'My Kink is Karma' de Chappell Roan es una canción que profundiza en las secuelas de una relación tóxica y la satisfacción que se deriva de presenciar la caída de una expareja. La letra describe una ruptura que no sólo fue emocionalmente dañina sino que también tuvo repercusiones prácticas, como tensión financiera y robo de identidad. La artista utiliza el término 'kink' metafóricamente para describir su fascinación por ver el karma en acción mientras su ex se enfrenta a una serie de desgracias.
El coro de la canción enfatiza que mientras otros pueden percibir su interés en las luchas de su ex como celos, ella aclara que su verdadero placer proviene de observar la retribución del karma.

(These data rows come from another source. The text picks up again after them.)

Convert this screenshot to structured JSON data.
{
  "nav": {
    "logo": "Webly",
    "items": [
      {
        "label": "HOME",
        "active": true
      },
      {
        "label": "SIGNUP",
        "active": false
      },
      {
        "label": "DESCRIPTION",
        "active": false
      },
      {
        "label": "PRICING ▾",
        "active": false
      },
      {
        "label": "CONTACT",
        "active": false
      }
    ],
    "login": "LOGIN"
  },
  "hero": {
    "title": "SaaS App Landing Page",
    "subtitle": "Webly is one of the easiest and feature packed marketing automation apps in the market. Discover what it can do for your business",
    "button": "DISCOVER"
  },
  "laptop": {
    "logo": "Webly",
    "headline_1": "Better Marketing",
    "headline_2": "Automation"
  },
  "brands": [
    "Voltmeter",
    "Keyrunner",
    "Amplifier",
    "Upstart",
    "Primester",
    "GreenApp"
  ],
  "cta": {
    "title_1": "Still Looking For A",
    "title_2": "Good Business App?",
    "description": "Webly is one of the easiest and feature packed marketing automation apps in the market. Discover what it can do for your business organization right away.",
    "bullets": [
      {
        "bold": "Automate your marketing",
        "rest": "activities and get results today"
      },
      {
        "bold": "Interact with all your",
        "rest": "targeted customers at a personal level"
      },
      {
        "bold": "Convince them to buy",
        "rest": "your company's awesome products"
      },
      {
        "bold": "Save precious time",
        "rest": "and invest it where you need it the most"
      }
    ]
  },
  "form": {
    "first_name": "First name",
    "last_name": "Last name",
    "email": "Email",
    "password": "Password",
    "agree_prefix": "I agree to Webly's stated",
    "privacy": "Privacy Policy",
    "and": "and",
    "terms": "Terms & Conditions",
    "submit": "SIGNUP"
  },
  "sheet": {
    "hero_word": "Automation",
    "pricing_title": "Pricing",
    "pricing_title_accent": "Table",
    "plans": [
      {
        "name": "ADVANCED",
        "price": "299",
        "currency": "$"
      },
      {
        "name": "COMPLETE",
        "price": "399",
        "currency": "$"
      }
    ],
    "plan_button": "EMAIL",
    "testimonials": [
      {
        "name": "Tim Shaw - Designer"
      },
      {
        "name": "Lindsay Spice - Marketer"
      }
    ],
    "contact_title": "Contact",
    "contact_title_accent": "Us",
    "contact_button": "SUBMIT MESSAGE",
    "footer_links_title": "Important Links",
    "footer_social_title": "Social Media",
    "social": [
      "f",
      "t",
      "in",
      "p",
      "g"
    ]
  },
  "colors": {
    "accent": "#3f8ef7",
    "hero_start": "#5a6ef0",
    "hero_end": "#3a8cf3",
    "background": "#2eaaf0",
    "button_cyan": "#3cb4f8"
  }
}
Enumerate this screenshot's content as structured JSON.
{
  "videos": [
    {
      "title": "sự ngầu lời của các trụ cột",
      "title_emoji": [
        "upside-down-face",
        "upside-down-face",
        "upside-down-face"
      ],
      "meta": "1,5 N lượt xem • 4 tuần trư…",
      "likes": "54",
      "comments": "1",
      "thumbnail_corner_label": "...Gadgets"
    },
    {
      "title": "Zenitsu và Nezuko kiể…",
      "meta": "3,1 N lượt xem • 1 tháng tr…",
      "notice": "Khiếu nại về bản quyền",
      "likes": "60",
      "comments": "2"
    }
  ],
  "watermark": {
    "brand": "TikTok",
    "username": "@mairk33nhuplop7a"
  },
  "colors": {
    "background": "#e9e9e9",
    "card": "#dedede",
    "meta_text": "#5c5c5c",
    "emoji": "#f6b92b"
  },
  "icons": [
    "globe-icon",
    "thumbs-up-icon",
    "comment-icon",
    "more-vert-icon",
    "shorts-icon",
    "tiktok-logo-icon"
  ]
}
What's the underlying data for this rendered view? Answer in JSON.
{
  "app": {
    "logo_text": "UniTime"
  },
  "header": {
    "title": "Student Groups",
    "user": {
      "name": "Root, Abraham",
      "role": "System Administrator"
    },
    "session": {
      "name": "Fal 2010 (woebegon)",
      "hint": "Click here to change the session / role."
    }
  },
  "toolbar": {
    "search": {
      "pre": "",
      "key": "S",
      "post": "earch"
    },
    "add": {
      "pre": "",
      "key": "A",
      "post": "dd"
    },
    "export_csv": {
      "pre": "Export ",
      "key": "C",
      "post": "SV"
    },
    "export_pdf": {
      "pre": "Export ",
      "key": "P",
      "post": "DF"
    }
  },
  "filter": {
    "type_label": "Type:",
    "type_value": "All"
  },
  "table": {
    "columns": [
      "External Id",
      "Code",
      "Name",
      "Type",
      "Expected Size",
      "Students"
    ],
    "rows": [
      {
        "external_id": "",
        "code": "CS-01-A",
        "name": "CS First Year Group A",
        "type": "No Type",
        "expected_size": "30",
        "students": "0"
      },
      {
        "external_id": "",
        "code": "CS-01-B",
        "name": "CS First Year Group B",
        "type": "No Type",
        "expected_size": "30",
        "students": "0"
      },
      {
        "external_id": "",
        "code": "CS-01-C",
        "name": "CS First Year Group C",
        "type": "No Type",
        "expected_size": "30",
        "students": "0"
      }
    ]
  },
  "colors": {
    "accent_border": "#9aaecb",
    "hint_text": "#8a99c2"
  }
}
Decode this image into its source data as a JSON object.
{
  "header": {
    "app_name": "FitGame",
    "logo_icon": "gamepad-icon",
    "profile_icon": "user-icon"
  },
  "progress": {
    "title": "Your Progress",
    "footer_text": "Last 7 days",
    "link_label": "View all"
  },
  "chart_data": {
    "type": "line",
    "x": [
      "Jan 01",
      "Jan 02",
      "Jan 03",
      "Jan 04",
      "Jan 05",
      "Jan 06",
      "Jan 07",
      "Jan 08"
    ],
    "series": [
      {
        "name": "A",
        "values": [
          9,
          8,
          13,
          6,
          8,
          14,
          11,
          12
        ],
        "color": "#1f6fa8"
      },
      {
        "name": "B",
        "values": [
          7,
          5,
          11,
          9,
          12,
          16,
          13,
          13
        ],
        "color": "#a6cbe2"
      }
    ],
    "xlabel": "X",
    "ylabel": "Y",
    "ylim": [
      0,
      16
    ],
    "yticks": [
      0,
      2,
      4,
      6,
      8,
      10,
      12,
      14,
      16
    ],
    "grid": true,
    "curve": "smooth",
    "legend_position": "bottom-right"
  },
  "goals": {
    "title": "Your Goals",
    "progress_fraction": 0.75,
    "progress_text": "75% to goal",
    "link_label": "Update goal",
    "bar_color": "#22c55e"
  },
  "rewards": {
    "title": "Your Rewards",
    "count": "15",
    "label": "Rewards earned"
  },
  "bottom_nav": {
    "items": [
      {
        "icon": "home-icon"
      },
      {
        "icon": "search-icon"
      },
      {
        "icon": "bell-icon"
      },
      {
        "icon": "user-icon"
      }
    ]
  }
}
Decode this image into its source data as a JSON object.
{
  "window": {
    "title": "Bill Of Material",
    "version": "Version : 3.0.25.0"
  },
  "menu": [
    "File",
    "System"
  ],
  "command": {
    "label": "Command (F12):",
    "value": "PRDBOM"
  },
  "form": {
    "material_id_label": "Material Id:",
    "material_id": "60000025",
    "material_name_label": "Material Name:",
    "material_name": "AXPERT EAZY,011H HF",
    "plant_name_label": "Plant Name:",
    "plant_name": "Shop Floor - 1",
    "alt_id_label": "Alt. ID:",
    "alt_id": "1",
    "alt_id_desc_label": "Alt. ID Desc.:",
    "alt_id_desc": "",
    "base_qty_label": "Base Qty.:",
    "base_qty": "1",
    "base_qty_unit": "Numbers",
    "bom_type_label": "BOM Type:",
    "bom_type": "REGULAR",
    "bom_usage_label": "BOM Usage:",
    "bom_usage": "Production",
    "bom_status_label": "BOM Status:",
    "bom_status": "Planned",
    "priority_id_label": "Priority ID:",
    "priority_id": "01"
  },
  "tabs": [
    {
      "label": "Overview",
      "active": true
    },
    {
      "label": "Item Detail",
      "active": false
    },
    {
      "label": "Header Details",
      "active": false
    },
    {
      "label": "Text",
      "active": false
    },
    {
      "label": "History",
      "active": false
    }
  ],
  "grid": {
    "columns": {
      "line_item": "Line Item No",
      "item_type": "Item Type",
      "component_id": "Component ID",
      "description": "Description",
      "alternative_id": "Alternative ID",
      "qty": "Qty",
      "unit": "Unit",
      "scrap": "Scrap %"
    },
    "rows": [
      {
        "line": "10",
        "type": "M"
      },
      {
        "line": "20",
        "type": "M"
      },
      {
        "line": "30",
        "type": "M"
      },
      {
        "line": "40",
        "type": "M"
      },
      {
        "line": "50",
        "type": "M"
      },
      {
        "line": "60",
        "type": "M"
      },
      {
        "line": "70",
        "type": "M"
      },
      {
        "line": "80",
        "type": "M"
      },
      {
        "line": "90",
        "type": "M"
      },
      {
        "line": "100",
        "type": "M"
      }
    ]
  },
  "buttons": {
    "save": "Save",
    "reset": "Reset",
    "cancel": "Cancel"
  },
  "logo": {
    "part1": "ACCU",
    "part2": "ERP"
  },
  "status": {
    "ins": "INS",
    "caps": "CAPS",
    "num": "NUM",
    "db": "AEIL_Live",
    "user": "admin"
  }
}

Esto sugiere un sentido de reivindicación y quizás una creencia en la justicia cósmica. Las descripciones detalladas de las dificultades del ex, como volver a vivir con sus padres, salir con parejas mucho más jóvenes y crisis públicas, sirven para ilustrar el alcance de su declive. La repetición de 'Oh, Dios' podría interpretarse como una exclamación de incredulidad o una oración sarcástica por la situación del ex.
El trabajo de Roan a menudo explora temas de empoderamiento y autodescubrimiento, y esta canción no es una excepción. Al final de la canción, la cantante expresa una nueva confianza y seguridad en sí misma, contrastando la deteriorada situación de su ex. El arco narrativo de la canción, desde el dolor de la traición hasta el empoderamiento del crecimiento personal, resuena en los oyentes que han experimentado situaciones similares y encuentran consuelo en la idea de que las malas acciones eventualmente se corregirán.